Emre Bayav

Free agen
- Position: Center

Personal information
- Born: July 14, 1987 (age 38) Istanbul, Turkey
- Nationality: Turkish
- Listed height: 6 ft 11.5 in (2.12 m)

Career information
- NBA draft: 2009: undrafted
- Playing career: 2006–present

Career history
- 2006–2007: Efes Pilsen
- 2007–2008: Pınar Karşıyaka
- 2008–2009: Darüşşafaka Cooper Tires
- 2009–2010: Aliağa Petkim
- 2010–2012: Pınar Karşıyaka
- 2012–2013: Erdemirspor
- 2013–2014: Royal Halı Gaziantep
- 2014–2015: Darüşşafaka & Doğuş
- 2015–2016: Beşiktaş

= Emre Bayav =

Turkish basketball player (born 1987)

Emre Bayav (born July 14, 1987) is a Turkish professional basketball player who last played for Beşiktaş of the Turkish Basketball Super League (BSL).

== Professional career ==
Bayav began his basketball career at Istanbul Technical University team.
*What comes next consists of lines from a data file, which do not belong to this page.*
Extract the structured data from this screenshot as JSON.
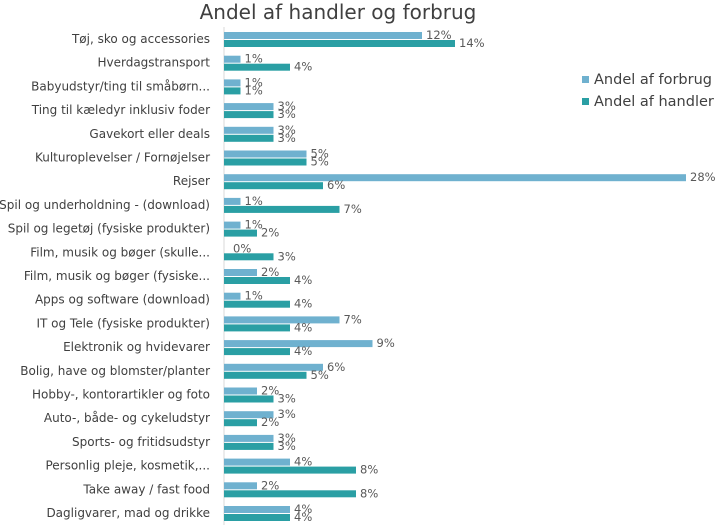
{
  "chart_data": {
    "type": "bar",
    "orientation": "horizontal",
    "title": "Andel af handler og forbrug",
    "categories": [
      "Tøj, sko og accessories",
      "Hverdagstransport",
      "Babyudstyr/ting til småbørn...",
      "Ting til kæledyr inklusiv foder",
      "Gavekort eller deals",
      "Kulturoplevelser / Fornøjelser",
      "Rejser",
      "Spil og underholdning - (download)",
      "Spil og legetøj (fysiske produkter)",
      "Film, musik og bøger (skulle...",
      "Film, musik og bøger (fysiske...",
      "Apps og software (download)",
      "IT og Tele (fysiske produkter)",
      "Elektronik og hvidevarer",
      "Bolig, have og blomster/planter",
      "Hobby-, kontorartikler og foto",
      "Auto-, både- og cykeludstyr",
      "Sports- og fritidsudstyr",
      "Personlig pleje, kosmetik,...",
      "Take away / fast food",
      "Dagligvarer, mad og drikke"
    ],
    "series": [
      {
        "name": "Andel af forbrug",
        "color": "#6fb1cf",
        "values": [
          12,
          1,
          1,
          3,
          3,
          5,
          28,
          1,
          1,
          0,
          2,
          1,
          7,
          9,
          6,
          2,
          3,
          3,
          4,
          2,
          4
        ],
        "labels": [
          "12%",
          "1%",
          "1%",
          "3%",
          "3%",
          "5%",
          "28%",
          "1%",
          "1%",
          "0%",
          "2%",
          "1%",
          "7%",
          "9%",
          "6%",
          "2%",
          "3%",
          "3%",
          "4%",
          "2%",
          "4%"
        ]
      },
      {
        "name": "Andel af handler",
        "color": "#2a9fa4",
        "values": [
          14,
          4,
          1,
          3,
          3,
          5,
          6,
          7,
          2,
          3,
          4,
          4,
          4,
          4,
          5,
          3,
          2,
          3,
          8,
          8,
          4
        ],
        "labels": [
          "14%",
          "4%",
          "1%",
          "3%",
          "3%",
          "5%",
          "6%",
          "7%",
          "2%",
          "3%",
          "4%",
          "4%",
          "4%",
          "4%",
          "5%",
          "3%",
          "2%",
          "3%",
          "8%",
          "8%",
          "4%"
        ]
      }
    ],
    "unit": "%",
    "xlim": [
      0,
      28
    ],
    "grid": false,
    "legend_position": "right"
  }
}
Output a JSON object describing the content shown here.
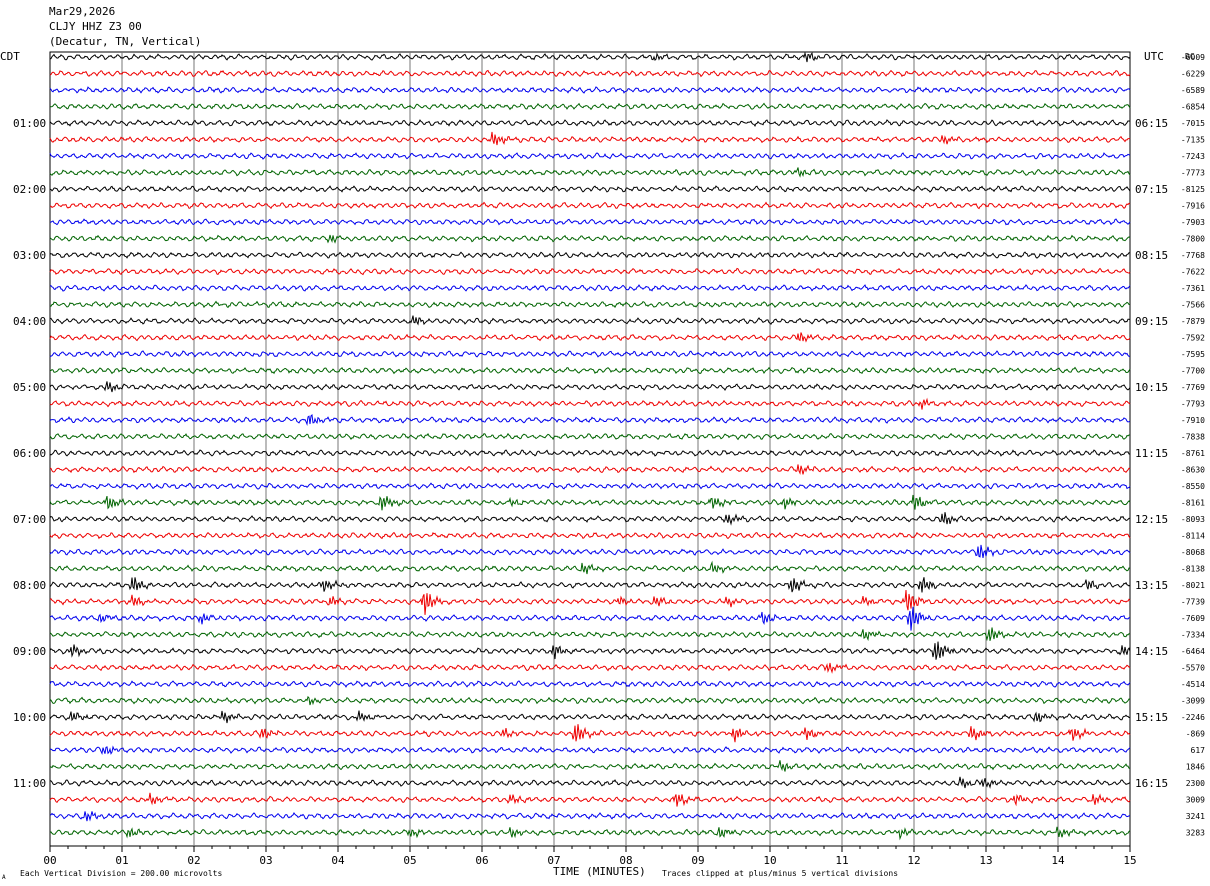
{
  "header": {
    "date": "Mar29,2026",
    "station": "CLJY HHZ Z3 00",
    "location": "(Decatur, TN, Vertical)"
  },
  "left_tz": "CDT",
  "right_tz": "UTC",
  "dc_label": "DC",
  "footer": {
    "scale_note": "Each Vertical Division =  200.00 microvolts",
    "clip_note": "Traces clipped at plus/minus 5 vertical divisions",
    "corner_mark": "A"
  },
  "chart_data": {
    "type": "line",
    "title": "",
    "xlabel": "TIME (MINUTES)",
    "ylabel": "",
    "x_ticks": [
      "00",
      "01",
      "02",
      "03",
      "04",
      "05",
      "06",
      "07",
      "08",
      "09",
      "10",
      "11",
      "12",
      "13",
      "14",
      "15"
    ],
    "xlim": [
      0,
      15
    ],
    "trace_count": 48,
    "trace_interval_minutes": 15,
    "trace_colors": [
      "#000000",
      "#ee0000",
      "#0000ee",
      "#006400"
    ],
    "left_time_labels": [
      "01:00",
      "02:00",
      "03:00",
      "04:00",
      "05:00",
      "06:00",
      "07:00",
      "08:00",
      "09:00",
      "10:00",
      "11:00"
    ],
    "right_time_labels": [
      "06:15",
      "07:15",
      "08:15",
      "09:15",
      "10:15",
      "11:15",
      "12:15",
      "13:15",
      "14:15",
      "15:15",
      "16:15"
    ],
    "dc_offsets": [
      "-6009",
      "-6229",
      "-6589",
      "-6854",
      "-7015",
      "-7135",
      "-7243",
      "-7773",
      "-8125",
      "-7916",
      "-7903",
      "-7800",
      "-7768",
      "-7622",
      "-7361",
      "-7566",
      "-7879",
      "-7592",
      "-7595",
      "-7700",
      "-7769",
      "-7793",
      "-7910",
      "-7838",
      "-8761",
      "-8630",
      "-8550",
      "-8161",
      "-8093",
      "-8114",
      "-8068",
      "-8138",
      "-8021",
      "-7739",
      "-7609",
      "-7334",
      "-6464",
      "-5570",
      "-4514",
      "-3099",
      "-2246",
      "-869",
      "617",
      "1846",
      "2300",
      "3009",
      "3241",
      "3283"
    ],
    "events": [
      {
        "trace": 0,
        "minute": 10.5,
        "amp": 1.2
      },
      {
        "trace": 0,
        "minute": 8.4,
        "amp": 0.8
      },
      {
        "trace": 5,
        "minute": 6.15,
        "amp": 1.8
      },
      {
        "trace": 5,
        "minute": 12.4,
        "amp": 1.2
      },
      {
        "trace": 7,
        "minute": 10.4,
        "amp": 1.0
      },
      {
        "trace": 11,
        "minute": 3.9,
        "amp": 1.0
      },
      {
        "trace": 16,
        "minute": 5.05,
        "amp": 1.2
      },
      {
        "trace": 17,
        "minute": 10.4,
        "amp": 1.4
      },
      {
        "trace": 20,
        "minute": 0.8,
        "amp": 1.4
      },
      {
        "trace": 21,
        "minute": 12.1,
        "amp": 1.2
      },
      {
        "trace": 22,
        "minute": 3.6,
        "amp": 1.6
      },
      {
        "trace": 25,
        "minute": 10.4,
        "amp": 1.4
      },
      {
        "trace": 27,
        "minute": 0.8,
        "amp": 1.8
      },
      {
        "trace": 27,
        "minute": 4.6,
        "amp": 2.0
      },
      {
        "trace": 27,
        "minute": 6.4,
        "amp": 1.0
      },
      {
        "trace": 27,
        "minute": 9.2,
        "amp": 1.4
      },
      {
        "trace": 27,
        "minute": 10.2,
        "amp": 1.4
      },
      {
        "trace": 27,
        "minute": 12.0,
        "amp": 2.0
      },
      {
        "trace": 28,
        "minute": 9.4,
        "amp": 1.4
      },
      {
        "trace": 28,
        "minute": 12.4,
        "amp": 1.8
      },
      {
        "trace": 30,
        "minute": 12.9,
        "amp": 2.2
      },
      {
        "trace": 31,
        "minute": 7.4,
        "amp": 1.4
      },
      {
        "trace": 31,
        "minute": 9.2,
        "amp": 1.4
      },
      {
        "trace": 32,
        "minute": 1.15,
        "amp": 2.0
      },
      {
        "trace": 32,
        "minute": 3.8,
        "amp": 1.6
      },
      {
        "trace": 32,
        "minute": 10.3,
        "amp": 2.0
      },
      {
        "trace": 32,
        "minute": 12.1,
        "amp": 2.0
      },
      {
        "trace": 32,
        "minute": 14.4,
        "amp": 1.2
      },
      {
        "trace": 33,
        "minute": 1.15,
        "amp": 1.4
      },
      {
        "trace": 33,
        "minute": 3.9,
        "amp": 1.2
      },
      {
        "trace": 33,
        "minute": 5.2,
        "amp": 3.2
      },
      {
        "trace": 33,
        "minute": 7.9,
        "amp": 1.0
      },
      {
        "trace": 33,
        "minute": 8.4,
        "amp": 1.2
      },
      {
        "trace": 33,
        "minute": 9.4,
        "amp": 1.2
      },
      {
        "trace": 33,
        "minute": 11.3,
        "amp": 1.0
      },
      {
        "trace": 33,
        "minute": 11.9,
        "amp": 3.0
      },
      {
        "trace": 34,
        "minute": 0.7,
        "amp": 1.2
      },
      {
        "trace": 34,
        "minute": 2.1,
        "amp": 1.4
      },
      {
        "trace": 34,
        "minute": 9.9,
        "amp": 1.6
      },
      {
        "trace": 34,
        "minute": 11.95,
        "amp": 3.4
      },
      {
        "trace": 35,
        "minute": 11.3,
        "amp": 1.4
      },
      {
        "trace": 35,
        "minute": 13.05,
        "amp": 2.0
      },
      {
        "trace": 36,
        "minute": 0.3,
        "amp": 1.6
      },
      {
        "trace": 36,
        "minute": 7.0,
        "amp": 1.8
      },
      {
        "trace": 36,
        "minute": 12.3,
        "amp": 3.0
      },
      {
        "trace": 36,
        "minute": 14.9,
        "amp": 1.2
      },
      {
        "trace": 37,
        "minute": 10.8,
        "amp": 1.2
      },
      {
        "trace": 39,
        "minute": 3.6,
        "amp": 1.0
      },
      {
        "trace": 40,
        "minute": 0.3,
        "amp": 1.2
      },
      {
        "trace": 40,
        "minute": 2.4,
        "amp": 1.4
      },
      {
        "trace": 40,
        "minute": 4.3,
        "amp": 1.2
      },
      {
        "trace": 40,
        "minute": 13.7,
        "amp": 1.4
      },
      {
        "trace": 41,
        "minute": 2.95,
        "amp": 1.4
      },
      {
        "trace": 41,
        "minute": 6.3,
        "amp": 1.2
      },
      {
        "trace": 41,
        "minute": 7.3,
        "amp": 2.6
      },
      {
        "trace": 41,
        "minute": 9.5,
        "amp": 1.8
      },
      {
        "trace": 41,
        "minute": 10.5,
        "amp": 1.4
      },
      {
        "trace": 41,
        "minute": 12.8,
        "amp": 1.8
      },
      {
        "trace": 41,
        "minute": 14.2,
        "amp": 1.8
      },
      {
        "trace": 42,
        "minute": 0.75,
        "amp": 1.2
      },
      {
        "trace": 43,
        "minute": 10.15,
        "amp": 1.2
      },
      {
        "trace": 44,
        "minute": 12.65,
        "amp": 1.4
      },
      {
        "trace": 44,
        "minute": 12.95,
        "amp": 1.4
      },
      {
        "trace": 45,
        "minute": 1.4,
        "amp": 1.2
      },
      {
        "trace": 45,
        "minute": 6.4,
        "amp": 1.2
      },
      {
        "trace": 45,
        "minute": 8.7,
        "amp": 1.8
      },
      {
        "trace": 45,
        "minute": 13.4,
        "amp": 1.2
      },
      {
        "trace": 45,
        "minute": 14.5,
        "amp": 1.4
      },
      {
        "trace": 46,
        "minute": 0.5,
        "amp": 1.2
      },
      {
        "trace": 47,
        "minute": 1.1,
        "amp": 1.2
      },
      {
        "trace": 47,
        "minute": 5.0,
        "amp": 1.2
      },
      {
        "trace": 47,
        "minute": 6.4,
        "amp": 1.2
      },
      {
        "trace": 47,
        "minute": 9.3,
        "amp": 1.4
      },
      {
        "trace": 47,
        "minute": 11.8,
        "amp": 1.2
      },
      {
        "trace": 47,
        "minute": 14.0,
        "amp": 1.2
      }
    ]
  }
}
After playing for junior team of Crvena zvezda in Serbia, he returned to Turkey and transferred to Efes Pilsen. He was then on loan at Pertevniyal, Pınar Karşıyaka, Darüşşafaka Cooper Tires as well as Aliağa Petkim. He transferred in the 2012–13 season to Erdemirspor from Pınar Karşıyaka, where he played from 2010 to 2012. In July 2015, he signed with Beşiktaş.